Wirtschaft

EU-Kommission schlägt Reform des Emissionshandels vor – Industrie winken Gratiszertifikate

Die EU-Kommission hat einen Reformentwurf für das EU-Emissionshandelssystem vorgelegt. Kernpunkte sind eine Fortführung des bisherigen Systems nach 2030 mit Bedingungen für Gratiszertifikate sowie eine vorgezogene Lockerung der Benchmarks bis 2030. Für den Zeitraum 2026–2030 und den Start eines zweiten Systems 2028 sind wichtige Weichenstellungen geplant.

EU-Kommission schlägt Reform des Emissionshandels vor – Industrie winken Gratiszertifikate
©Illustration KI Andreas Url / steirerblatt.at

Kommission legt Weichen für den Emissionshandel nach 2030

Die Europäische Kommission hat am Freitag einen Vorschlag zur Überarbeitung des EU-Emissionshandels (ETS) präsentiert. Das Paket sieht vor, wie das seit 2005 bestehende System künftig fortgeführt wird und unter welchen Bedingungen Unternehmen kostenlose Verschmutzungsrechte erhalten können. Zugleich beinhaltet der Entwurf Änderungen für die Jahre 2026 bis 2030, mit dem Ziel, die Industrie kurzfristig zu entlasten.

Gratiszertifikate und abgeschwächte Benchmarks

Konkret will die Kommission die bisherigen Benchmarks für den Zeitraum 2026–2030 lockern, damit die Industrie mehr Emissionszertifikate erhält. Das Vorhaben richtet sich direkt an energieintensive Unternehmen, die in Wettbewerbsfragen besonders sensibel sind.

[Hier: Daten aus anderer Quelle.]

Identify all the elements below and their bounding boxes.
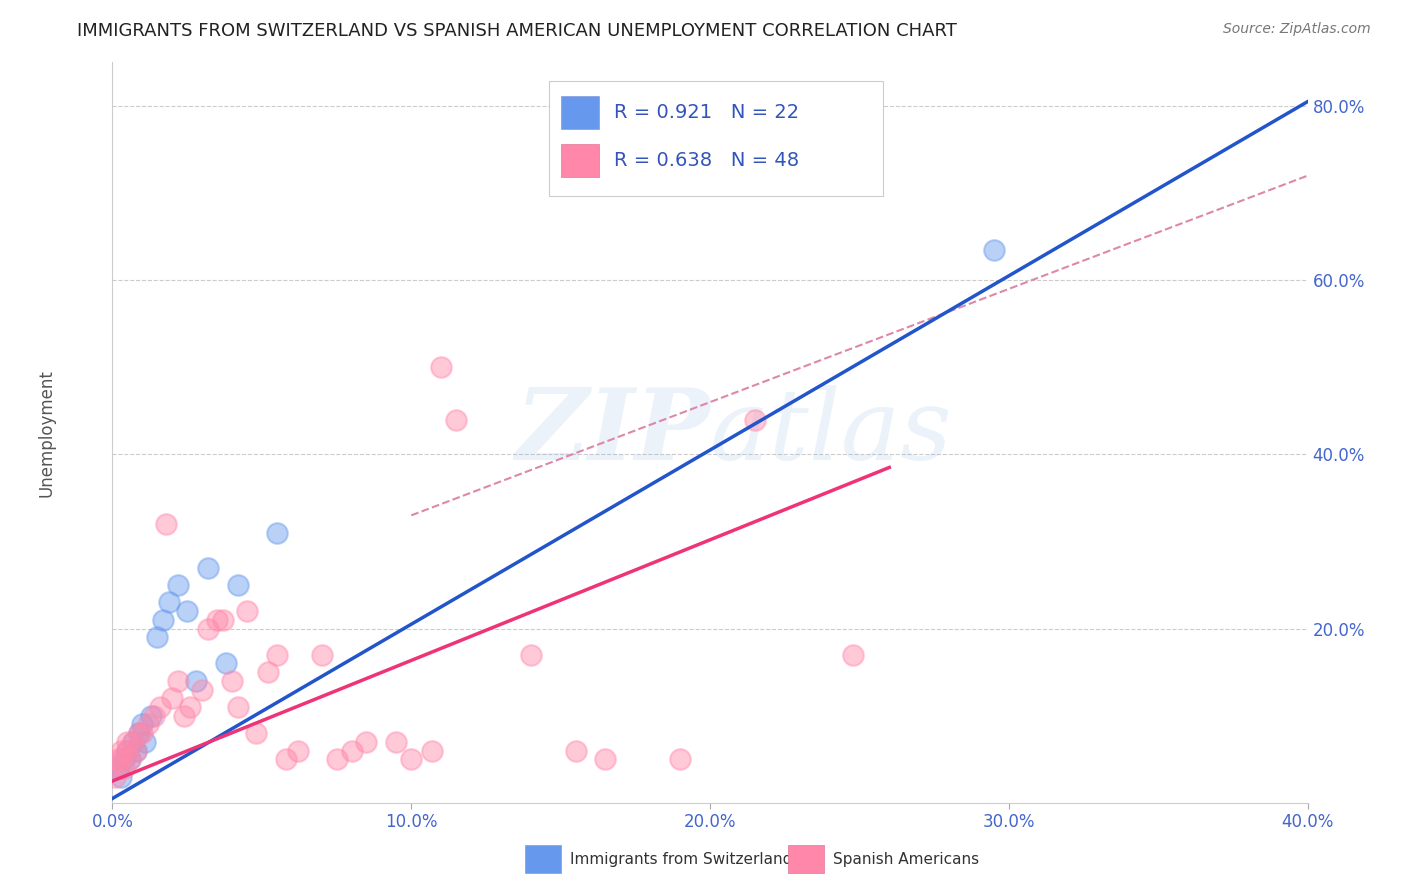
Point — [117, 735, 139, 749]
Text: atlas: atlas — [710, 385, 953, 480]
FancyBboxPatch shape — [787, 845, 824, 873]
Point — [128, 726, 150, 740]
FancyBboxPatch shape — [524, 845, 561, 873]
Point — [744, 412, 766, 426]
Point — [122, 735, 145, 749]
Point — [205, 613, 228, 627]
FancyBboxPatch shape — [561, 144, 599, 178]
Point — [420, 743, 443, 757]
Point — [120, 752, 142, 766]
Point — [401, 752, 423, 766]
Point — [266, 648, 288, 662]
Point — [146, 630, 169, 644]
Text: IMMIGRANTS FROM SWITZERLAND VS SPANISH AMERICAN UNEMPLOYMENT CORRELATION CHART: IMMIGRANTS FROM SWITZERLAND VS SPANISH A… — [77, 22, 957, 40]
Point — [842, 648, 865, 662]
Point — [167, 673, 190, 688]
Point — [176, 604, 198, 618]
Point — [107, 761, 129, 775]
Point — [212, 613, 235, 627]
Point — [125, 743, 148, 757]
Point — [564, 743, 586, 757]
Point — [117, 743, 139, 757]
Point — [131, 726, 153, 740]
Point — [104, 770, 127, 784]
Text: R = 0.638   N = 48: R = 0.638 N = 48 — [614, 152, 800, 170]
Point — [444, 412, 467, 426]
Point — [385, 735, 408, 749]
Point — [274, 752, 297, 766]
Point — [134, 735, 156, 749]
Point — [430, 360, 453, 375]
Point — [149, 700, 172, 714]
Point — [983, 243, 1005, 257]
Point — [117, 743, 139, 757]
Point — [325, 752, 347, 766]
Point — [107, 761, 129, 775]
Point — [125, 743, 148, 757]
Point — [110, 743, 132, 757]
Point — [120, 752, 142, 766]
Point — [197, 560, 219, 574]
Point — [157, 595, 180, 609]
Point — [152, 613, 174, 627]
Point — [226, 700, 249, 714]
Point — [143, 708, 166, 723]
Point — [179, 700, 201, 714]
Point — [520, 648, 543, 662]
Point — [245, 726, 267, 740]
Point — [114, 752, 135, 766]
Point — [167, 578, 190, 592]
Text: ZIP: ZIP — [515, 384, 710, 481]
Point — [266, 525, 288, 540]
Point — [173, 708, 195, 723]
Point — [138, 717, 160, 731]
Point — [287, 743, 309, 757]
Point — [215, 657, 238, 671]
Text: Spanish Americans: Spanish Americans — [834, 853, 979, 867]
Point — [340, 743, 363, 757]
Text: Source: ZipAtlas.com: Source: ZipAtlas.com — [1223, 22, 1371, 37]
FancyBboxPatch shape — [548, 81, 883, 195]
Point — [595, 752, 617, 766]
Point — [186, 673, 208, 688]
Point — [110, 752, 132, 766]
Point — [669, 752, 692, 766]
Point — [197, 622, 219, 636]
Point — [191, 682, 214, 697]
Point — [110, 770, 132, 784]
Point — [356, 735, 378, 749]
Text: R = 0.921   N = 22: R = 0.921 N = 22 — [614, 103, 800, 121]
Point — [114, 761, 135, 775]
Point — [162, 691, 183, 706]
Point — [236, 604, 259, 618]
Text: Unemployment: Unemployment — [38, 368, 56, 497]
Point — [141, 708, 163, 723]
Point — [311, 648, 333, 662]
Point — [122, 735, 145, 749]
Point — [107, 752, 129, 766]
Point — [131, 717, 153, 731]
Point — [155, 517, 177, 532]
Point — [128, 726, 150, 740]
Point — [257, 665, 280, 680]
Point — [226, 578, 249, 592]
Text: Immigrants from Switzerland: Immigrants from Switzerland — [571, 853, 793, 867]
FancyBboxPatch shape — [561, 95, 599, 129]
Point — [221, 673, 243, 688]
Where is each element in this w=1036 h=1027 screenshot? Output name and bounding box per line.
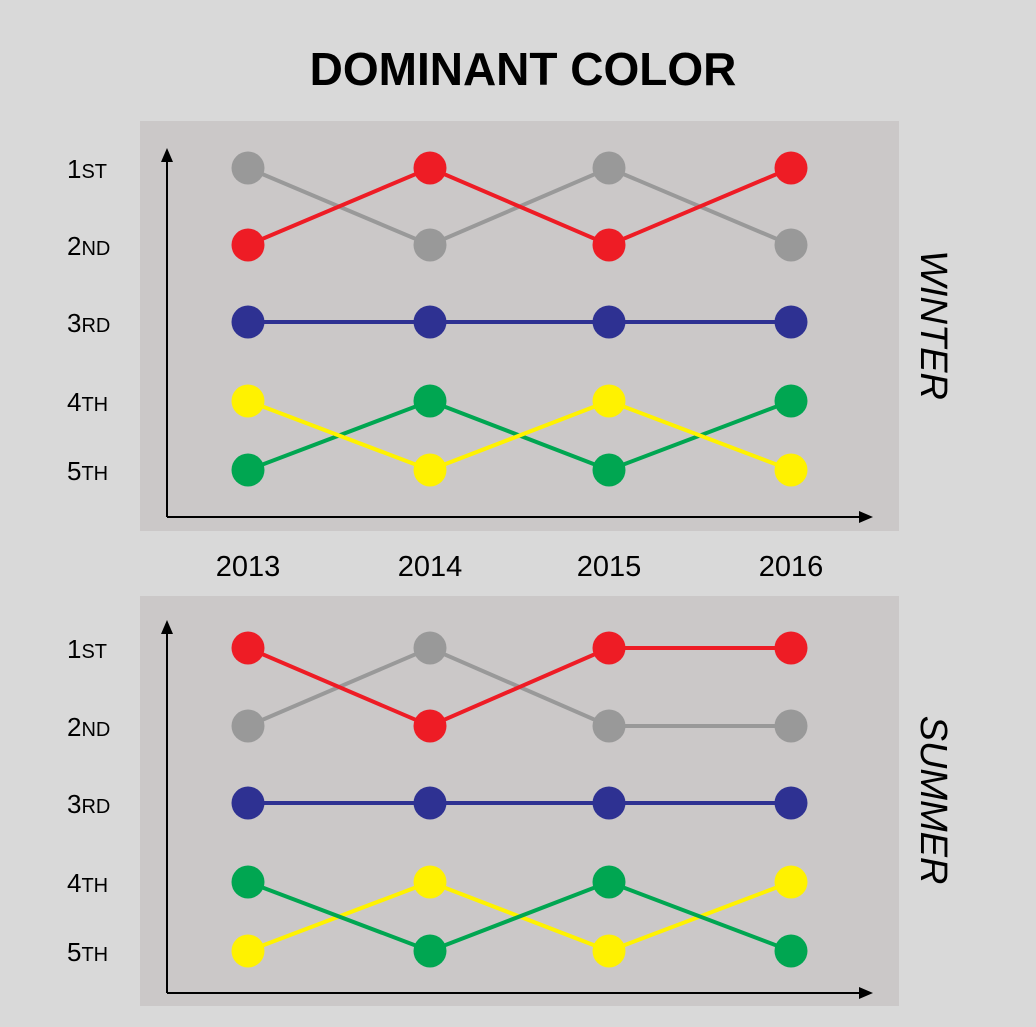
rank-number: 3 bbox=[67, 308, 81, 338]
summer-series-line-5 bbox=[247, 879, 792, 954]
summer-rank-label-3: 3RD bbox=[67, 789, 110, 819]
rank-suffix: ND bbox=[81, 719, 110, 741]
summer-series-5-point-2013 bbox=[231, 865, 265, 899]
summer-series-2-point-2015 bbox=[592, 631, 626, 665]
summer-series-3-point-2013 bbox=[231, 786, 265, 820]
winter-x-axis-arrow bbox=[859, 511, 873, 523]
rank-suffix: ND bbox=[81, 238, 110, 260]
rank-suffix: TH bbox=[81, 463, 108, 485]
summer-series-1-point-2015 bbox=[592, 709, 626, 743]
winter-series-4-point-2016 bbox=[774, 384, 808, 418]
winter-rank-label-3: 3RD bbox=[67, 308, 110, 338]
winter-rank-label-1: 1ST bbox=[67, 154, 107, 184]
winter-series-3-point-2015 bbox=[592, 305, 626, 339]
winter-series-5-point-2013 bbox=[231, 384, 265, 418]
chart-title: DOMINANT COLOR bbox=[310, 43, 737, 95]
summer-series-5-point-2015 bbox=[592, 865, 626, 899]
rank-number: 2 bbox=[67, 712, 81, 742]
winter-series-5-point-2015 bbox=[592, 384, 626, 418]
winter-series-2-point-2013 bbox=[231, 228, 265, 262]
summer-series-1-point-2014 bbox=[413, 631, 447, 665]
summer-series-3-point-2016 bbox=[774, 786, 808, 820]
winter-series-3-point-2013 bbox=[231, 305, 265, 339]
rank-number: 5 bbox=[67, 937, 81, 967]
winter-series-5-point-2014 bbox=[413, 453, 447, 487]
winter-series-3-point-2014 bbox=[413, 305, 447, 339]
summer-series-5-point-2016 bbox=[774, 934, 808, 968]
winter-rank-label-2: 2ND bbox=[67, 231, 110, 261]
rank-suffix: RD bbox=[81, 796, 110, 818]
summer-rank-label-1: 1ST bbox=[67, 634, 107, 664]
rank-suffix: ST bbox=[81, 161, 107, 183]
rank-number: 1 bbox=[67, 634, 81, 664]
summer-y-axis-arrow bbox=[161, 620, 173, 634]
winter-series-2-point-2016 bbox=[774, 151, 808, 185]
winter-series-2-point-2014 bbox=[413, 151, 447, 185]
summer-series-line-2 bbox=[247, 646, 791, 729]
summer-rank-label-2: 2ND bbox=[67, 712, 110, 742]
winter-series-2-point-2015 bbox=[592, 228, 626, 262]
winter-series-1-point-2013 bbox=[231, 151, 265, 185]
summer-panel-label: SUMMER bbox=[912, 716, 954, 885]
winter-series-1-point-2014 bbox=[413, 228, 447, 262]
rank-number: 3 bbox=[67, 789, 81, 819]
winter-series-4-point-2014 bbox=[413, 384, 447, 418]
rank-number: 4 bbox=[67, 387, 81, 417]
summer-x-axis-arrow bbox=[859, 987, 873, 999]
summer-series-1-point-2013 bbox=[231, 709, 265, 743]
winter-y-axis-arrow bbox=[161, 148, 173, 162]
rank-number: 4 bbox=[67, 868, 81, 898]
winter-rank-label-4: 4TH bbox=[67, 387, 108, 417]
summer-series-2-point-2014 bbox=[413, 709, 447, 743]
summer-series-4-point-2014 bbox=[413, 865, 447, 899]
winter-panel-label: WINTER bbox=[912, 250, 954, 400]
summer-series-1-point-2016 bbox=[774, 709, 808, 743]
winter-series-1-point-2015 bbox=[592, 151, 626, 185]
summer-series-3-point-2014 bbox=[413, 786, 447, 820]
rank-suffix: RD bbox=[81, 315, 110, 337]
rank-suffix: TH bbox=[81, 944, 108, 966]
rank-suffix: TH bbox=[81, 394, 108, 416]
summer-series-4-point-2013 bbox=[231, 934, 265, 968]
winter-series-1-point-2016 bbox=[774, 228, 808, 262]
x-tick-label-2015: 2015 bbox=[577, 551, 642, 583]
x-tick-label-2013: 2013 bbox=[216, 551, 281, 583]
x-tick-label-2014: 2014 bbox=[398, 551, 463, 583]
rank-number: 1 bbox=[67, 154, 81, 184]
summer-series-2-point-2016 bbox=[774, 631, 808, 665]
winter-series-4-point-2013 bbox=[231, 453, 265, 487]
summer-series-4-point-2015 bbox=[592, 934, 626, 968]
summer-rank-label-4: 4TH bbox=[67, 868, 108, 898]
winter-rank-label-5: 5TH bbox=[67, 456, 108, 486]
winter-series-line-2 bbox=[247, 165, 792, 248]
rank-suffix: ST bbox=[81, 641, 107, 663]
winter-series-3-point-2016 bbox=[774, 305, 808, 339]
summer-series-4-point-2016 bbox=[774, 865, 808, 899]
winter-series-4-point-2015 bbox=[592, 453, 626, 487]
summer-series-2-point-2013 bbox=[231, 631, 265, 665]
summer-series-5-point-2014 bbox=[413, 934, 447, 968]
rank-suffix: TH bbox=[81, 875, 108, 897]
x-tick-label-2016: 2016 bbox=[759, 551, 824, 583]
summer-series-3-point-2015 bbox=[592, 786, 626, 820]
rank-number: 5 bbox=[67, 456, 81, 486]
rank-number: 2 bbox=[67, 231, 81, 261]
winter-series-5-point-2016 bbox=[774, 453, 808, 487]
summer-rank-label-5: 5TH bbox=[67, 937, 108, 967]
winter-series-line-5 bbox=[247, 398, 792, 473]
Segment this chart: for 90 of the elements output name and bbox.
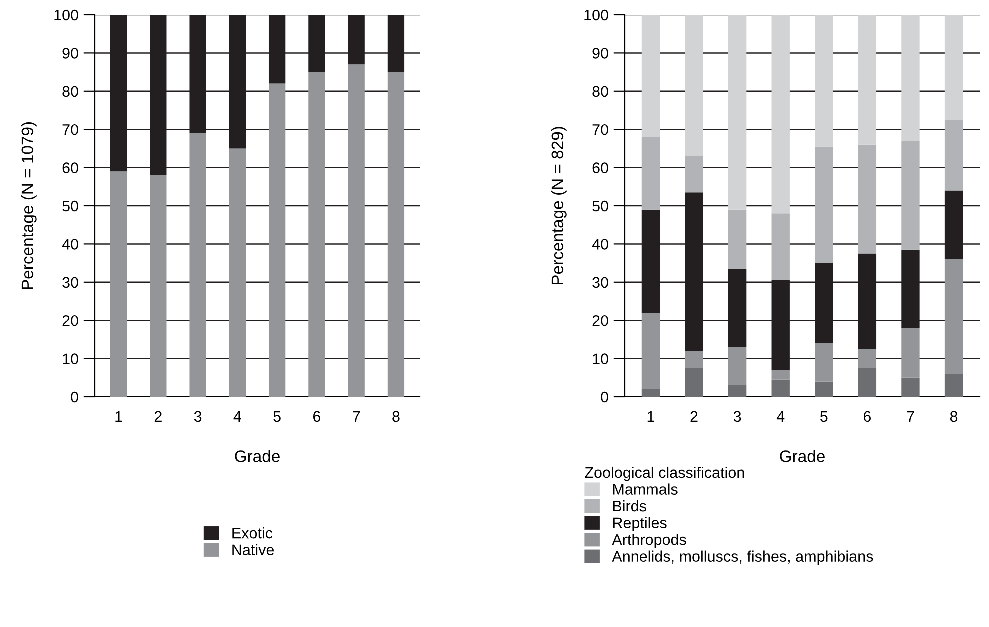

Österreich hatte sich nach Angaben der Vorlage für solche kostenlosen Zuteilungen eingesetzt.

"Die EU will weiterhin bis 2050 klimaneutral sein."

Warum die Kommission diese Balance sucht

Hinter dem Vorschlag steht ein Spannungsfeld: Auf der einen Seite steht das langfristige Ziel der Klimaneutralität bis 2050, auf der anderen Seite die Sorge um die Wettbewerbsfähigkeit europäischer Industrie gegenüber Drittmärkten. Die vorgeschlagene Vergabe von Gratiszertifikaten soll Abwanderungsrisiken senken und kurzfristige Belastungen durch steigende Energiepreise abfedern.

  • ETS-1: Bleibt das zentrale System für Energieerzeuger, Industrie sowie Teile der Luft- und Schifffahrt.
  • ETS-2: Geplant als separates System für Gebäude und Straßenverkehr, mit Start im Jahr 2028.
  • Die endgültige Entscheidung über die Reform obliegt dem Rat der EU-Staaten und dem Europaparlament.

Auswirkungen für Betriebe und Märkte

Für Unternehmen bedeutet das Paket kurzfristig eine mögliche Entlastung durch kostenlose Zertifikate. Langfristig bleibt jedoch die Anpassungsaufgabe bestehen: die schrittweise Reduktion der Emissionen und die Integration klimafreundlicher Technologien. Für energieintensive Betriebe kann die Reform Planungssicherheit schaffen, sofern die Bedingungen für Gratiszertifikate klar und verlässlich sind. Für Sektoren wie Wohngebäude und Verkehr kündigt die Kommission ein eigenes Regelwerk an, das ab 2028 greifen soll.

System Gilt für Wesentliche Daten
ETS-1 Energieerzeuger, Industrie, Teile Luft- und Schifffahrt Fortführung nach 2030; Reformbedingungen für Gratiszertifikate
ETS-2 Gebäude und Straßenverkehr Geplanter Start: 2028

Die Kommission sendet mit dem Vorschlag ein klares Signal: Klimaziele bleiben verbindlich, zugleich werden kurzfristige Wettbewerbsnachteile adressiert. Der weitere Weg ist jedoch politisch: Rat und Europaparlament müssen die vorgeschlagenen Änderungen prüfen und absegnen. Für österreichische Unternehmen bedeutet das, dass sich Rahmenbedingungen und mögliche Unterstützungsmechanismen in den kommenden Monaten konkretisieren werden — mit direkten Effekten auf Energie- und Produktionskosten sowie auf Investitionsentscheidungen.